NASDAQ volatility remains king
That was a very nice gain for NASDAQ on Monday, but it did seem a little bit too good to believe. A significant portion of the gain was likely due simply to short covering. There are probably still more than a few hedge funds out there who think the market should go even lower before it goes higher. Granted, they were forced to cover those bets yesterday, but there is a very good chance that they will be back, with a vengeance, as soon as upwards momentum peters out. In fact, it appeared to me that upwards momentum did peter out fairly early in the day, with the close only fractionally higher than it was at 1:30 PM and only 6 points above the level it hit at 9:48 AM. IOW, the rally did not advance very far above the level it reached a mere 20 minutes after the open. That is not a good sign.
To be clear, the hedge funds are still in charge and we have no way of knowing exactly what they have in mind for the coming days and weeks and months. But we can be sure that there will be plenty of volatility.
NASDAQ futures are down fairly sharply this morning, indicating a significant pullback at the open, and not on any truly dramatic catalyst. My belief is that this pullback is merely payback for the forced short-covering of Monday. Ouch. As always, futures and the opening move are not reliable indicators of the trajectory of the market for the rest of the day. The opening pullback could lead to another dramatic sell-off, but it could also lead to selling exhaustion, which could then lead to a dramatic recovery, maybe even to a net gain for the day, all with equal probability.
It all comes down to how many hedge funds stick with their current trading bias, how many of them switch to a more aggressively bearish risk-off bias, and how many of them switch to a more bullish risk-on bias. Even if most hedge fund traders make no net change, a few can tip the balance in either direction, and that balance can shift rapidly and frequently, leading to an excess of market volatility.

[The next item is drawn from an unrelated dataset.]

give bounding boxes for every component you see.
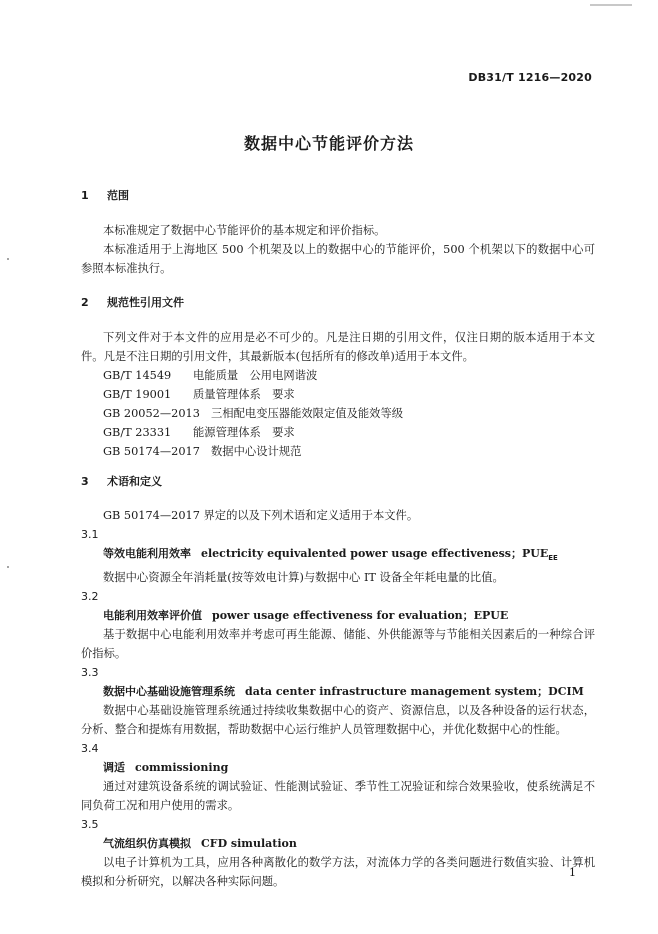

We are still indeed locked in a trading range, with volatility being the main driver. Hedge funds will switch or double down on their risk bias based on which market direction seems to be the path of least resistance and the quickest profit potential, which varies from day to day, and even hour to hour.
It looks like my SEP-IRA retirement contribution funds are cleared. I'll leave most of the cash as reserve and incrementally open positions on dips and bargains. There are probably a few positions I will open anyway, but mostly I will be opportunistic. I'll also keep some reserve or at least park some of it in some relatively safe stocks that I can then reallocate for great opportunities as they appear. All of my trades will be posted on my Seeking Alpha feed.
My short-term trading will be a bit limited for the next few weeks or so as I recover from the loss of a substantial capital cushion as I pay my taxes and estimated taxes on April 15th. I also need to pay more attention, for the moment on allocation of my retirement accounts. Still, I do expect to do at least some short-term trading, especially as volatility gives us some big dips.